Transferring the knowledge about the treatment of fingertip injuries to the toes, caution is advised.   The longer distance between the heart and toes, also noticeable in the significantly higher incidence of PAD on the lower extremities [10], as well as the higher mechanical stress to which the feet are exposed in everyday life compared to the hands, forbid a one on one transfer of treatmentalgorithms.

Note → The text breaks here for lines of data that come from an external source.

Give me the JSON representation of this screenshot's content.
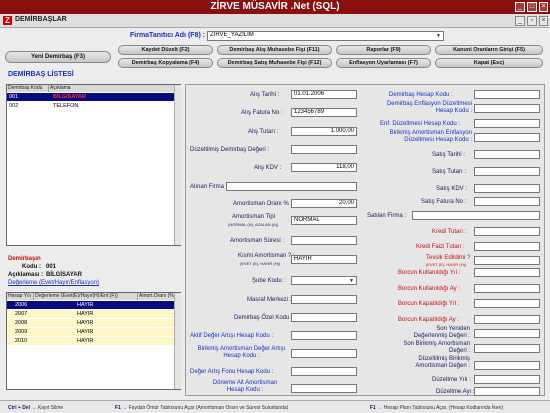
{
  "app": {
    "title": "ZİRVE MÜSAVİR .Net (SQL)",
    "window_title": "DEMİRBAŞLAR",
    "logo": "Z"
  },
  "firma": {
    "label": "FirmaTanıtıcı Adı (F8) :",
    "value": "ZIRVE_YAZILIM"
  },
  "buttons": {
    "yeni": "Yeni Demirbaş (F3)",
    "kaydet": "Kaydet Düzelt (F2)",
    "alis_fisi": "Demirbaş Alış Muhasebe Fişi (F11)",
    "raporlar": "Raporlar (F9)",
    "kanuni": "Kanuni Oranların Girişi (F5)",
    "kopyalama": "Demirbaş Kopyalama (F4)",
    "satis_fisi": "Demirbaş Satış Muhasebe Fişi (F12)",
    "enflasyon": "Enflasyon Uyarlaması (F7)",
    "kapat": "Kapat (Esc)"
  },
  "list": {
    "title": "DEMİRBAŞ LİSTESİ",
    "headers": [
      "Demirbaş Kodu",
      "Açıklama"
    ],
    "rows": [
      {
        "code": "001",
        "desc": "BİLGİSAYAR"
      },
      {
        "code": "002",
        "desc": "TELEFON"
      }
    ]
  },
  "info": {
    "title": "Demirbaşın",
    "kodu_label": "Kodu :",
    "kodu": "001",
    "aciklama_label": "Açıklaması :",
    "aciklama": "BİLGİSAYAR",
    "link": "Değerleme (Evet/Hayır/Enflasyon)"
  },
  "year_table": {
    "headers": [
      "Hesap Yılı",
      "Değerleme (Evet(E)/Hayır(H)/Enf.(F))",
      "Amort.Oranı (%)"
    ],
    "rows": [
      {
        "year": "2006",
        "val": "HAYIR"
      },
      {
        "year": "2007",
        "val": "HAYIR"
      },
      {
        "year": "2008",
        "val": "HAYIR"
      },
      {
        "year": "2009",
        "val": "HAYIR"
      },
      {
        "year": "2010",
        "val": "HAYIR"
      }
    ]
  },
  "form": {
    "alis_tarihi": {
      "label": "Alış Tarihi :",
      "value": "01.01.2006"
    },
    "alis_fatura": {
      "label": "Alış Fatura No :",
      "value": "123456789"
    },
    "alis_tutari": {
      "label": "Alış Tutarı :",
      "value": "1.000,00"
    },
    "duzeltilmis": {
      "label": "Düzeltilmiş Demirbaş Değeri :",
      "value": ""
    },
    "alis_kdv": {
      "label": "Alış KDV :",
      "value": "118,00"
    },
    "alinan_firma": {
      "label": "Alınan Firma :",
      "value": ""
    },
    "amort_orani": {
      "label": "Amortisman Oranı % :",
      "value": "20,00"
    },
    "amort_tipi": {
      "label": "Amortisman Tipi",
      "sub": "(NORMAL (N), AZALAN (A))",
      "value": "NORMAL"
    },
    "amort_suresi": {
      "label": "Amortisman Süresi :",
      "value": ""
    },
    "kismi": {
      "label": "Kısmi Amortisman ? :",
      "sub": "(EVET (E), HAYIR (H))",
      "value": "HAYIR"
    },
    "sube": {
      "label": "Şube Kodu :",
      "value": ""
    },
    "masraf": {
      "label": "Masraf Merkezi :",
      "value": ""
    },
    "ozel_kod": {
      "label": "Demirbaş Özel Kodu :",
      "value": ""
    },
    "aktif_deger": {
      "label": "Aktif Değer Artışı Hesap Kodu :",
      "value": ""
    },
    "birikmis_deger": {
      "label": "Birikmiş Amortisman Değer Artışı Hesap Kodu :",
      "value": ""
    },
    "deger_fonu": {
      "label": "Değer Artış Fonu Hesap Kodu :",
      "value": ""
    },
    "donem_sonu": {
      "label": "Döneme Ait Amortisman Hesap Kodu :",
      "value": ""
    }
  },
  "right_form": {
    "hesap_kodu": "Demirbaş Hesap Kodu :",
    "enf_duz": "Demirbaş Enflasyon Düzeltmesi Hesap Kodu :",
    "enf_duz2": "Enf. Düzeltmesi Hesap Kodu :",
    "birikmis_enf": "Birikmiş Amortisman Enflasyon Düzeltmesi Hesap Kodu :",
    "satis_tarihi": "Satış Tarihi :",
    "satis_tutari": "Satış Tutarı :",
    "satis_kdv": "Satış KDV :",
    "satis_fatura": "Satış Fatura No :",
    "satilan_firma": "Satılan Firma :",
    "kredi_tutari": "Kredi Tutarı :",
    "kredi_faizi": "Kredi Faizi Tutarı :",
    "tevsik": "Tevsik Edildimi ?",
    "tevsik_sub": "(EVET (E), HAYIR (H))",
    "borcun_yil": "Borcun Kullanıldığı Yıl :",
    "borcun_ay": "Borcun Kullanıldığı Ay :",
    "kapat_yil": "Borcun Kapatıldığı Yıl :",
    "kapat_ay": "Borcun Kapatıldığı Ay :",
    "son_yeniden": "Son Yeniden Değerlenmiş Değeri :",
    "son_birikmis": "Son Birikmiş Amortisman Değeri :",
    "duz_birikmis": "Düzeltilmiş Birikmiş Amortisman Değeri :",
    "duz_yili": "Düzeltme Yılı :",
    "duz_ayi": "Düzeltme Ayı :"
  },
  "footer": {
    "ctl_key": "Ctrl + Del",
    "ctl_text": "Kayıt Silme",
    "f1a_key": "F1",
    "f1a_text": "Faydalı Ömür Tablosunu Açar (Amortisman Oranı ve Süresi Sulunlanda)",
    "f1b_key": "F1",
    "f1b_text": "Hesap Planı Tablosunu Açar. (Hesap Kodlarında İken)"
  },
  "colors": {
    "accent": "#8a0f0f",
    "selected_row": "#0a0a80",
    "selected_text": "#ffffff",
    "yellow_row": "#fdf7c8"
  }
}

The good end result achieved in this case should, however, give reason to consider semi-occlusive treatment for toe tip amputations up to the lunula as a therapeutic option.

Ethics statement: This case report is a retrospective report of the treatment of a single patient. An approval of an ethics committee was not required for the treatment and was not obtained afterwards.

Ethics approval: As this is a retrospective presentation of performed therapy in consent with the fully informed patients parents, the ethics committee advised that no ethical approval was needed.